The Virtue of Distraction

"The Virtue of Distraction" 2 of 200 from Robert Aitken's book Miniature of a Zen Master.

Here Robert points out that we can be thankful for our discursive thoughts as long as we use them as a reminder. A reminder for what? He hints at a process of waking up to our true compassionate nature within the distraction of our own thoughts. Sweet.

For other writers this is probably obvious. Something about the process of forming sentences, putting them in a certain order and knowing that there is an audience, makes life a little clearer. This morning I read the chapter referred to above, sat my usual zazen, reread the chapter and yet writing here is what clarified the morning for me.

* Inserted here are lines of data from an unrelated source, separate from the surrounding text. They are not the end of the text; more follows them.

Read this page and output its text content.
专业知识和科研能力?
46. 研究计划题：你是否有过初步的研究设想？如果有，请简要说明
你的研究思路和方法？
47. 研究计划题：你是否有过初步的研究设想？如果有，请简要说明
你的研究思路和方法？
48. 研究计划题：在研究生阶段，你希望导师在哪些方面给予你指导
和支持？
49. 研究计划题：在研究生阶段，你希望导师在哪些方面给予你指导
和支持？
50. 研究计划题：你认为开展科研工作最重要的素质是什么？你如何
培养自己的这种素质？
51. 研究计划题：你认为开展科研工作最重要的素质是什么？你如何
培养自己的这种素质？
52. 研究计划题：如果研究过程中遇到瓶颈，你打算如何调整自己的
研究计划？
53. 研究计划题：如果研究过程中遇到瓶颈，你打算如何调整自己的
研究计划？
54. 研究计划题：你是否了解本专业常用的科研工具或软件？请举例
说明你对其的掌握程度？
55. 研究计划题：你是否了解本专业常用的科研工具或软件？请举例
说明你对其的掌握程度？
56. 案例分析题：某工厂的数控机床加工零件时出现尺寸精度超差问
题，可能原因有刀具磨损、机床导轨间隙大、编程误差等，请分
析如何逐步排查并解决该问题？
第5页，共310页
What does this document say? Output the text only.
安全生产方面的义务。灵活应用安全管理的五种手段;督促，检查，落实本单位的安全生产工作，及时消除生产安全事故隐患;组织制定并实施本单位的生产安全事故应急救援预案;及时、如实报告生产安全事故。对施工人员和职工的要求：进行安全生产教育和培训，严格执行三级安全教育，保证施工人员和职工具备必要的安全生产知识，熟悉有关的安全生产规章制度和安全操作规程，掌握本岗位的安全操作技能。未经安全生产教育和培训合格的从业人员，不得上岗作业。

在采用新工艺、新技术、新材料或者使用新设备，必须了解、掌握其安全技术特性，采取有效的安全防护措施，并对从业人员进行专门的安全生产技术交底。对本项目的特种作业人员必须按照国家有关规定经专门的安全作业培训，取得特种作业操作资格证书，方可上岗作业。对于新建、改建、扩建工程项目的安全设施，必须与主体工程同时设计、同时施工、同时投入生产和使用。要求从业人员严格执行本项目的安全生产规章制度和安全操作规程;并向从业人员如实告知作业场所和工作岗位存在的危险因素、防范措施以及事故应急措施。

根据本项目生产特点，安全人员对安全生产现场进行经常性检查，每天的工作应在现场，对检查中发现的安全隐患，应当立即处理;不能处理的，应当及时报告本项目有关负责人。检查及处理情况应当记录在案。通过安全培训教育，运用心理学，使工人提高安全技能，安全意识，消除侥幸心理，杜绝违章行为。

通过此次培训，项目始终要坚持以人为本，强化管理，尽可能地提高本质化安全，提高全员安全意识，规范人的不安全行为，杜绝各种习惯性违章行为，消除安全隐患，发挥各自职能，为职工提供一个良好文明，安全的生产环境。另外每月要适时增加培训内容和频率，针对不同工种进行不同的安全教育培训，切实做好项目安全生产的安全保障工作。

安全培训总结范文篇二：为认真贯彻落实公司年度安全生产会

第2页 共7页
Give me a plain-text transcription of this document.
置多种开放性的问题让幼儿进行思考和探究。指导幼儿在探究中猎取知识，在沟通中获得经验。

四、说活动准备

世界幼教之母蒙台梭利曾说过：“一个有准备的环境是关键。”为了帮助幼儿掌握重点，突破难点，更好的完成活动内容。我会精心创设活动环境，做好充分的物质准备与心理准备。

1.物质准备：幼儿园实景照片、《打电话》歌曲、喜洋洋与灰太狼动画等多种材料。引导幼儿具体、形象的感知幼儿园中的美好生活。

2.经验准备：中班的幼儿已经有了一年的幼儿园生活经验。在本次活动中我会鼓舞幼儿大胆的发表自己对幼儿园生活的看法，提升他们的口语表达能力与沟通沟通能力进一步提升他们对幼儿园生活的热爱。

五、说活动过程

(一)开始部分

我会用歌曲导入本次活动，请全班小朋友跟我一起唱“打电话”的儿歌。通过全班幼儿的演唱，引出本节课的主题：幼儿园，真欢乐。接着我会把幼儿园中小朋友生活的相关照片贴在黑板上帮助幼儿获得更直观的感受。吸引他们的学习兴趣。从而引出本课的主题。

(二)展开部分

This chapter uses "thoughts" as distractions and I wonder if "talk" could be substituted. Can I use talk as a reminder to wake up to my compassionate nature? Is talk just thoughts verbalized out loud rather than silently? Can I treat talking as a practice opportunity?

A small group of my friends meet every Saturday morning to discuss life. We use a book as a pretense for this and call it a "Zen Book Club". (Not exactly, but pretty close.) This week the discussion evolved to a familiar place. This place can be described as "Talk, Talk, Talk - what hell is it good for" (sung to the tune of the 70's hit "War"). Talking seems so distracting, it seems to lead nowhere, it seems so pointless, it seems to confuse, it seems to be the antithesis of zazen. So there is a leaning towards giving up on it.

I'll admit to having these feelings too, from time to time, just not now. How about you? Talk, what the hell is it good for?